De acuerdo con el relevamiento, el 36,1% de los hogares debió disponer de sus ahorros en el primer trimestre del año, lo que equivale a 3.690.760 familias (unas 11,1 millones de personas). Se trata del registro más elevado de los últimos diez años, excluyendo los picos observados en 2024, con un incremento interanual del 18,1% en comparación con el primer trimestre de 2023.
En paralelo, el recurso al endeudamiento afecta de forma directa a 2,5 millones de familias: un 16,2% recurrió a deudas informales con allegados o familiares, mientras que el endeudamiento financiero y bancario alcanzó al 14,8% de los hogares, registrando un aumento del 55,9% respecto a 2023. Además, unos 603.943 hogares conviven con un esquema de doble endeudamiento (bancario e informal), una condición que se disparó un 117,9% en tres años.

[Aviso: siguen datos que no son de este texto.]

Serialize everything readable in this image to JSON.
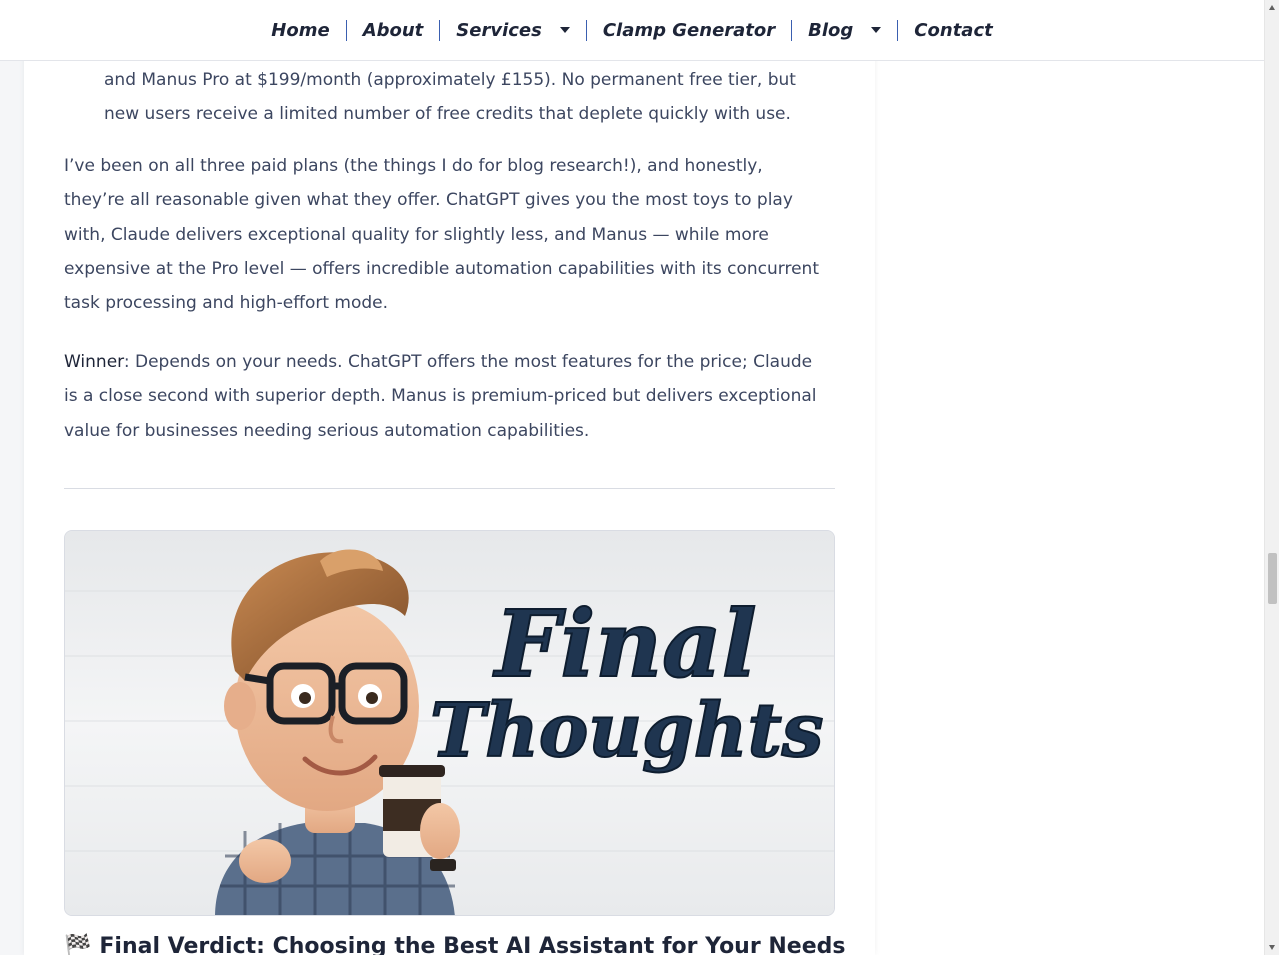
{
  "nav": {
    "items": [
      {
        "label": "Home"
      },
      {
        "label": "About"
      },
      {
        "label": "Services",
        "dropdown": true
      },
      {
        "label": "Clamp Generator"
      },
      {
        "label": "Blog",
        "dropdown": true
      },
      {
        "label": "Contact"
      }
    ]
  },
  "article": {
    "list_tail": "and Manus Pro at $199/month (approximately £155). No permanent free tier, but new users receive a limited number of free credits that deplete quickly with use.",
    "paragraph1": "I’ve been on all three paid plans (the things I do for blog research!), and honestly, they’re all reasonable given what they offer. ChatGPT gives you the most toys to play with, Claude delivers exceptional quality for slightly less, and Manus — while more expensive at the Pro level — offers incredible automation capabilities with its concurrent task processing and high-effort mode.",
    "winner_label": "Winner",
    "winner_text": ": Depends on your needs. ChatGPT offers the most features for the price; Claude is a close second with superior depth. Manus is premium-priced but delivers exceptional value for businesses needing serious automation capabilities.",
    "image_text_line1": "Final",
    "image_text_line2": "Thoughts",
    "heading_icon": "🏁",
    "heading": "Final Verdict: Choosing the Best AI Assistant for Your Needs"
  },
  "colors": {
    "text": "#3c4660",
    "heading": "#1e2538",
    "nav_separator": "#3a5fb0",
    "image_lettering": "#1f3550"
  },
  "icons": {
    "dropdown": "caret-down-icon",
    "heading": "chequered-flag-icon"
  }
}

El informe resalta que un 9,8% de las familias (casi un millón de hogares) recurrió a la venta de bienes personales para llegar a fin de mes, una estrategia que creció un 35,4% desde 2023. Asimismo, el análisis advierte sobre una profundización de la brecha salarial de género, ya que la necesidad de adoptar estas medidas complementarias de subsistencia creció un 6,4% en hogares con jefatura femenina, duplicando el ritmo registrado en aquellos liderados por varones (3,2%). Entre los sectores más vulnerables se ubican los adultos mayores y jubilados, impactados por el aumento de remedios y prepagas combinado con una caída real estimada del 30% en los haberes mínimos.